The appointment of the Vogler String Quartet from Berlin as quartet-in-residence in Sligo will surely stand as a milestone in Ireland's musical life. When the project was announced less than a year ago, few would have imagined the outcome being the arrival in the North West of one of the leading groups on the world concert circuit, with a string of fine recordings behind them, as strong in contemporary music as in the classics of the repertoire.
It is particularly heartening that the quartet-in-residence project should have materialised through a novel strategic partnership at local and national level. Great credit is due to the imaginative co-operation of the Arts Office of Sligo County Council and Corporation, Music Network and the Arts Council. The employment of a single small group of musicians may seem a small move, but in terms of the very limited resourcing of musical activity in the State it is of great significance.
It doubles the number of full-time chamber musicians at work and it extends the list of employers for civilian full-time musicians beyond RTE and the Irish Chamber Orchestra. The Army, strange as it may seem, remains the largest musical employer in the state. To put the matter in another perspective, the hundreds of concerts co-ordinated each year by the Music Network, represent an annual investment amounting to less than 12 average salaries. The challenge for someone who is not a soloist of making a living in Ireland through performance outside of an orchestra is immense.
The Music Network, which holds the fort as the national music development agency, hopes to see at least seven similar ensembles in residencies around the State. Plans are already afoot for a brass quintet in Waterford and a wind quintet in Galway. With the Government apparently poised to establish an Irish Academy for the Performing Arts (IAPA), it is essential that serious attention be paid to the employment prospects of the graduates it will produce. It is to be hoped that the forthcoming Arts Plan will include provision and support for the kind of developments envisaged by Music Network. The Sligo initiative is certainly one which merits full attention as a model for wider development.
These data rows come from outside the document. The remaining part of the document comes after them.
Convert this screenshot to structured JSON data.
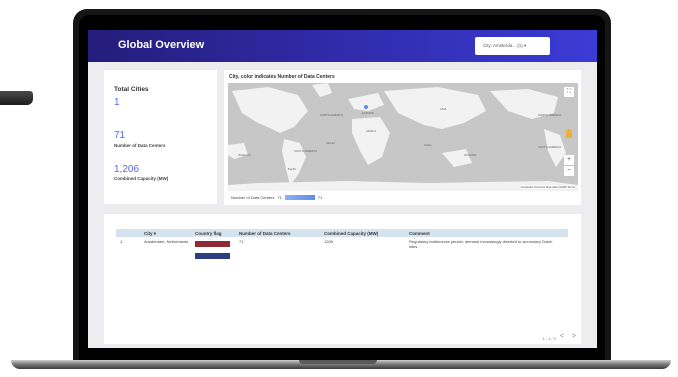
{
  "header": {
    "title": "Global Overview",
    "city_filter": "City: Amsterda... (1) ▾"
  },
  "kpis": {
    "title": "Total Cities",
    "total_cities": "1",
    "data_centers_value": "71",
    "data_centers_label": "Number of Data Centers",
    "capacity_value": "1,206",
    "capacity_label": "Combined Capacity (MW)"
  },
  "map": {
    "title": "City, color indicates Number of Data Centers",
    "regions": [
      "NORTH AMERICA",
      "EUROPE",
      "ASIA",
      "AFRICA",
      "SOUTH AMERICA",
      "OCEANIA",
      "NORTH AMERICA",
      "SOUTH AMERICA",
      "OCEANIA",
      "Pacific",
      "Atlantic",
      "Indian"
    ],
    "google": "Google",
    "attribution": "Keyboard shortcuts   Map data ©2025   Terms",
    "legend_label": "Number of Data Centers",
    "legend_min": "71",
    "legend_max": "71",
    "controls": {
      "fullscreen": "⛶",
      "zoom_in": "+",
      "zoom_out": "−"
    }
  },
  "table": {
    "headers": [
      "City ▾",
      "Country flag",
      "Number of Data Centers",
      "Combined Capacity (MW)",
      "Comment"
    ],
    "rows": [
      {
        "index": "1.",
        "city": "Amsterdam, Netherlands",
        "data_centers": "71",
        "capacity": "1206",
        "comment": "Regulatory bottlenecks persist; demand increasingly diverted to secondary Dutch sites."
      }
    ],
    "pager": "1 - 1 / 1",
    "prev": "<",
    "next": ">"
  },
  "colors": {
    "header_start": "#251d7a",
    "header_end": "#3b3bd6",
    "accent": "#5868e6",
    "flag_red": "#8e2a31",
    "flag_blue": "#2e3c80"
  }
}
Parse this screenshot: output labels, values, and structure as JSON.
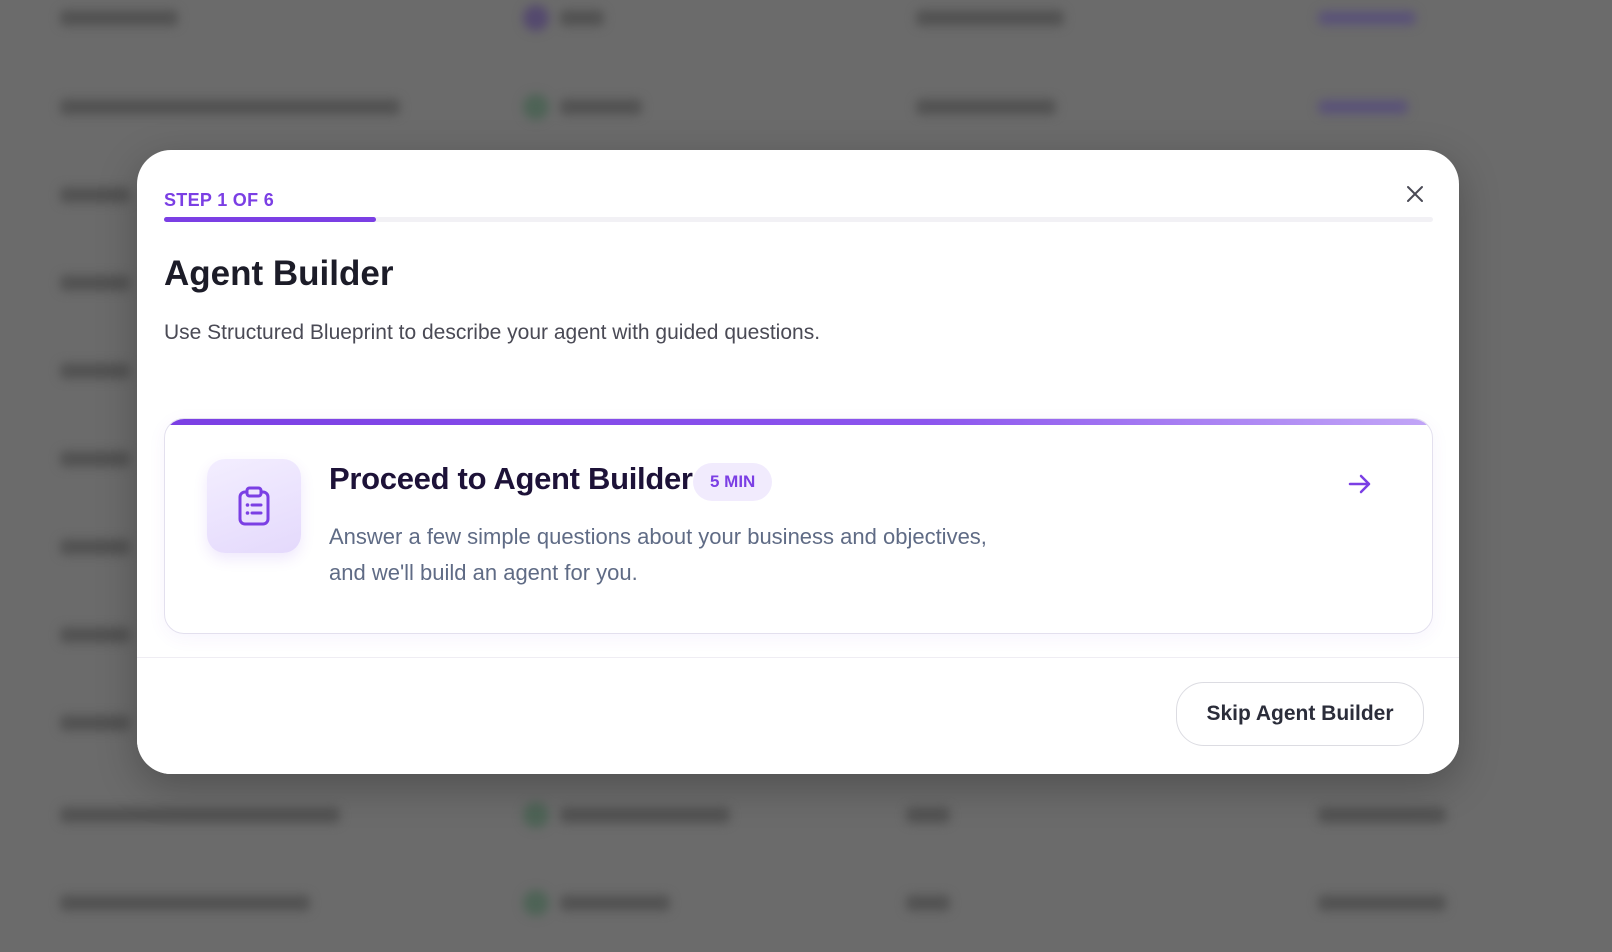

One of the key components of the Sligo model is the educational brief which the Voglers have embraced so enthusiastically. The PIANO Report, which was so important in vaulting IAPA onto the political agenda, also pointed out that there is no official school of music north of a line from Dublin to Galway. Norway, with population of 4.2 million, has more than 350 music schools and growing. Iceland, with a population less than County Cork, has over 70. Welcome as both the IAPA and Sligo quartet projects are, they are actually isolated developments. With one of the most underdeveloped musical infrastructures in Europe - in education, Northern Ireland is luxuriantly resourced by comparison - this State has yet to define or declare a national music policy. For the major agencies involved - RTE, the Arts Council, the Department of Education and the Department of Arts and Heritage - it is a vacuum demanding to be filled.